Saul sent messengers to David’s house to keep watch over him, planning to kill him in the morning. David’s wife Michal told him, “If you do not save your life tonight, tomorrow you will be killed.” So Michal let David down through the window; he fled away and escaped. Michal took an idol and laid it on the bed; she put a net of goats’ hair on its head, and covered it with the clothes. When Saul sent messengers to take David, she said, “He is sick.” Then Saul sent the messengers to see David for themselves. He said, “Bring him up to me in the bed, that I may kill him.” When the messengers came in, the idol was in the bed, with the covering of goats’ hair on its head. Saul said to Michal, “Why have you deceived me like this, and let my enemy go, so that he has escaped?” Michal answered Saul, “He said to me, ‘Let me go; why should I kill you?’” ~ I Samuel 19:20-29; 19:8-17


Michal is undoubtedly one of the characters in scripture that I find most interesting, and one for whom I feel a lot of compassion. She doesn't get a lot of notice in terms of David's story, but hers is one of what happens when the fairy tale doesn't have a happily ever after to it. In many ways, she isn't much different from her father, Saul, in terms of starting with a life of promise that ends in bitterness and isolation.

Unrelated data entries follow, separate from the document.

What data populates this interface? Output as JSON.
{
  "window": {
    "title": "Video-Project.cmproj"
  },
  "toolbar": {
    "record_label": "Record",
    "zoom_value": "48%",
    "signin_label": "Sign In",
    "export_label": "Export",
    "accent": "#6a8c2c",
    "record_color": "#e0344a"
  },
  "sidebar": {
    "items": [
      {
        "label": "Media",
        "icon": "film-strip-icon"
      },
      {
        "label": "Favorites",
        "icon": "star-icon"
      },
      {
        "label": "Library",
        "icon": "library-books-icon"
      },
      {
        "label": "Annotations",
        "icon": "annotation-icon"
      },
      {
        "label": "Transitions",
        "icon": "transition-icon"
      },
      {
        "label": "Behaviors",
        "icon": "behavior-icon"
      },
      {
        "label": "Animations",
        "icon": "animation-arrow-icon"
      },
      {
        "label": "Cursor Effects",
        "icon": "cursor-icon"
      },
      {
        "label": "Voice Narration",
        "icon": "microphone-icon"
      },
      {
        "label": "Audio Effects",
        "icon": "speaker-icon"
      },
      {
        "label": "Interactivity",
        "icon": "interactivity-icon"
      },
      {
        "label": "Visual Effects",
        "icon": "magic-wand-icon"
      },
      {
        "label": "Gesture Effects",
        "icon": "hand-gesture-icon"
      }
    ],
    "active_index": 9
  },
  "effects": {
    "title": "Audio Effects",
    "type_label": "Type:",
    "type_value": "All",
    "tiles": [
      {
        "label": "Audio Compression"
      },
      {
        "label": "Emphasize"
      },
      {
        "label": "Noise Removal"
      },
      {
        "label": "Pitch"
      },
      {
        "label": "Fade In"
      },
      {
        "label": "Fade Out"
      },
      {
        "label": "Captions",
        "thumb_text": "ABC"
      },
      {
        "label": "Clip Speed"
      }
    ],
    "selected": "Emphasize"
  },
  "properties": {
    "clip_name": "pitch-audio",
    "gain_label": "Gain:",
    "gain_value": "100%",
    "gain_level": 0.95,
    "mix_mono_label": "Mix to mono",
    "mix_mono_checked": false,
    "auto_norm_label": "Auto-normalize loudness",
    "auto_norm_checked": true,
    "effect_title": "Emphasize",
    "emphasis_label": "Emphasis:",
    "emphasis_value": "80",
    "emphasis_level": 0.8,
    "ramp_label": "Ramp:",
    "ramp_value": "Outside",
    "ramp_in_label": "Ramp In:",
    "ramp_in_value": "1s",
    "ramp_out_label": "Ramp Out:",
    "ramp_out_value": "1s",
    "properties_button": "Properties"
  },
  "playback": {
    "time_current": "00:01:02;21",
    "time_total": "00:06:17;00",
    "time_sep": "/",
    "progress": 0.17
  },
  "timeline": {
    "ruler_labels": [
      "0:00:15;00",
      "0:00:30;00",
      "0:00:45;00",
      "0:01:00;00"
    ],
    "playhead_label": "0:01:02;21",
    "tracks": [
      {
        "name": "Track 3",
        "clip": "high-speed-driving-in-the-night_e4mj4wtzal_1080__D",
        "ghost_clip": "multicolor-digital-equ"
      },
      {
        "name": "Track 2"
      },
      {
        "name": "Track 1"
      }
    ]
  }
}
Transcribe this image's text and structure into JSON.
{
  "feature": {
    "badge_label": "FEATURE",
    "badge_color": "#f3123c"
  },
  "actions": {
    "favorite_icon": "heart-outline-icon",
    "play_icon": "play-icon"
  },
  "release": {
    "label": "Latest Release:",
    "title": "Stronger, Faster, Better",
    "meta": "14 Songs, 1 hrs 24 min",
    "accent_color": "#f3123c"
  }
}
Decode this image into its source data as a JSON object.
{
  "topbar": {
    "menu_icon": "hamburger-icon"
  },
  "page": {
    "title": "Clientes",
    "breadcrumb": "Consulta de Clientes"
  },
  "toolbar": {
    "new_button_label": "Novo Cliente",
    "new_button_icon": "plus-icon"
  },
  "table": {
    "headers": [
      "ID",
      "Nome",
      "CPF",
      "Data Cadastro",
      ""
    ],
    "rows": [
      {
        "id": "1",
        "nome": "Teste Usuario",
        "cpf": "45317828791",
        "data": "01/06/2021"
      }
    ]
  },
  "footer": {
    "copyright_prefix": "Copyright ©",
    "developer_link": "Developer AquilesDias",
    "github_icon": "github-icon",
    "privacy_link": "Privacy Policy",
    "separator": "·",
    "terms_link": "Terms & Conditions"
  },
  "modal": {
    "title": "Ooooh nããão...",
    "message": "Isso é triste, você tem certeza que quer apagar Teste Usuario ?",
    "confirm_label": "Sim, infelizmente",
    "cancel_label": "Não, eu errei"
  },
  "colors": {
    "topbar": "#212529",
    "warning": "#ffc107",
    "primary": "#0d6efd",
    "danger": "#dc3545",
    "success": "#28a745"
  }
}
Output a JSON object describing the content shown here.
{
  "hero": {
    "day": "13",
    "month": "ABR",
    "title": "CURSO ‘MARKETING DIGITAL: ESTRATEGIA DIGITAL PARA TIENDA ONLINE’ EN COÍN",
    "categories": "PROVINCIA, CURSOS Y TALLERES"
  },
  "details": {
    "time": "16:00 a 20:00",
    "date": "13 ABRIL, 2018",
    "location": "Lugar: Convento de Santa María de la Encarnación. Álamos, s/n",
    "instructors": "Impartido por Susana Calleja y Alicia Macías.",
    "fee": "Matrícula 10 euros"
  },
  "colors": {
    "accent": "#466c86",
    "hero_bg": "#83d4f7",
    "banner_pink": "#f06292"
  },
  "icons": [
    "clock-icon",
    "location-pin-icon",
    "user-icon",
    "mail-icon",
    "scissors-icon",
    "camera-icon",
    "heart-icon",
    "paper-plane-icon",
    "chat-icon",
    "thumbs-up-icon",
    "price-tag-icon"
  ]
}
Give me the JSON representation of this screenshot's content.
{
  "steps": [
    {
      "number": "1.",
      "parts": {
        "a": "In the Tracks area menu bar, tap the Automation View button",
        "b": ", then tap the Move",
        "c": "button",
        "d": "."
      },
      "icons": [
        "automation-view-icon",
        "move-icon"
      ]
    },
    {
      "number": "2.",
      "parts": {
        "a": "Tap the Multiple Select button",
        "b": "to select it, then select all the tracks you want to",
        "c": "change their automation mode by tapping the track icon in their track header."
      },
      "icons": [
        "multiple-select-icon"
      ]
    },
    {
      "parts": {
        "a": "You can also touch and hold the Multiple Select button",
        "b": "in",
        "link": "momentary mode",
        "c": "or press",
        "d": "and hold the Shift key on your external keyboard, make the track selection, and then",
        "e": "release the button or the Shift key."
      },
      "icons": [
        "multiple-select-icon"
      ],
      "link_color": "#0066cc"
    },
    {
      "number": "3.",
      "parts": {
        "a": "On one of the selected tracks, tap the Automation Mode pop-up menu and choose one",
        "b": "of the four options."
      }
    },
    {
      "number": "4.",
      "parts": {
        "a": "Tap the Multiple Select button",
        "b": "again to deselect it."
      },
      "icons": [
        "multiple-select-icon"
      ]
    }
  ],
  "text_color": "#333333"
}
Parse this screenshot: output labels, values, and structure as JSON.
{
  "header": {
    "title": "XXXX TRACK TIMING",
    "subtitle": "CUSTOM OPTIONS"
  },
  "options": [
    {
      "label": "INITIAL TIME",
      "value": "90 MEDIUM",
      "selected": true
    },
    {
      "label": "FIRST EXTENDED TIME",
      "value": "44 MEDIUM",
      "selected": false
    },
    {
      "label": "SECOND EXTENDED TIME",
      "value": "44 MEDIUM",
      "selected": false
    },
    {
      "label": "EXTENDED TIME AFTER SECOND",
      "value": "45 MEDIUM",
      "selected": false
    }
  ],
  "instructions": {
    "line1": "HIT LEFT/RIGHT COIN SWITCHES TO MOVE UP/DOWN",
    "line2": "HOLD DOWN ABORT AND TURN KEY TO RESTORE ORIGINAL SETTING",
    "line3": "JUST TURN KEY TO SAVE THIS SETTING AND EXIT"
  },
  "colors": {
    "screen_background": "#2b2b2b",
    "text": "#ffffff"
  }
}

At this point, Saul has completely turned on David. No longer is David the soothing harp player. He is now the enemy, and Saul is out to get him.
Michal becomes part of his plot against David. Like her brother, Jonathan, Michal also loved David from the moment she met him.
But unlike Jonathan, the feelings weren't quite as reciprocated. He first was to marry her older sister, but when that didn't happen, he took Michal as his wife.
As in a fairy tale, the princess meets the handsome commoner, falls in love, and marries below her station for what seems to be true love. She even rescues him from the clutches of the villainous king!
And then everything falls apart.
The last happy moment David and Michal have together is this last night here in chapter 19. From there, Michal's life will take an unhappy turn.
After David escapes he'll fall in love with and marry someone else, and Saul will force Michal to marry another as well.
And in what may be the most poignant, sad moment of her life, after David returns from exile - with his new wife in tow! - he'll demand Michal's return to him - as his property - taking her from the husband she has formed a life with.
And that doesn't end well for either of them.
Michal intrigues me because she is so wonderfully human. She is flawed - having pride and vanity from being the daughter of a king. 
And yet she is also brave and, for a time anyway, loyal. She is a victim of the men in her life, being used by them for political ends.
But in the end, what makes her story so sad is her inability to turn to God when David mistreats her. In pride, she relies on herself, just as her father, Saul, did. She becomes mocking and scornful.
The story of the marriage of David and Michal is one that has continued to play out over the millennia.  Marriages and relationships end when pride wins out over acceptance of each other as is; when we aren't paying attention and putting time into the relationship; when expectations aren't voiced or met.
Jesus will call us into a community that challenges us to do better in relationships - to love even our enemies.
But many of us, at least at some point in our lives, may feel like Michal, wondering what on earth happened to make the fairly tale fall apart.
How then can God help mend us up and heal the broken relationships we might have?

Prayer: Merciful God, help me to heal all those relationships that are broken with those who are closest to me. Amen.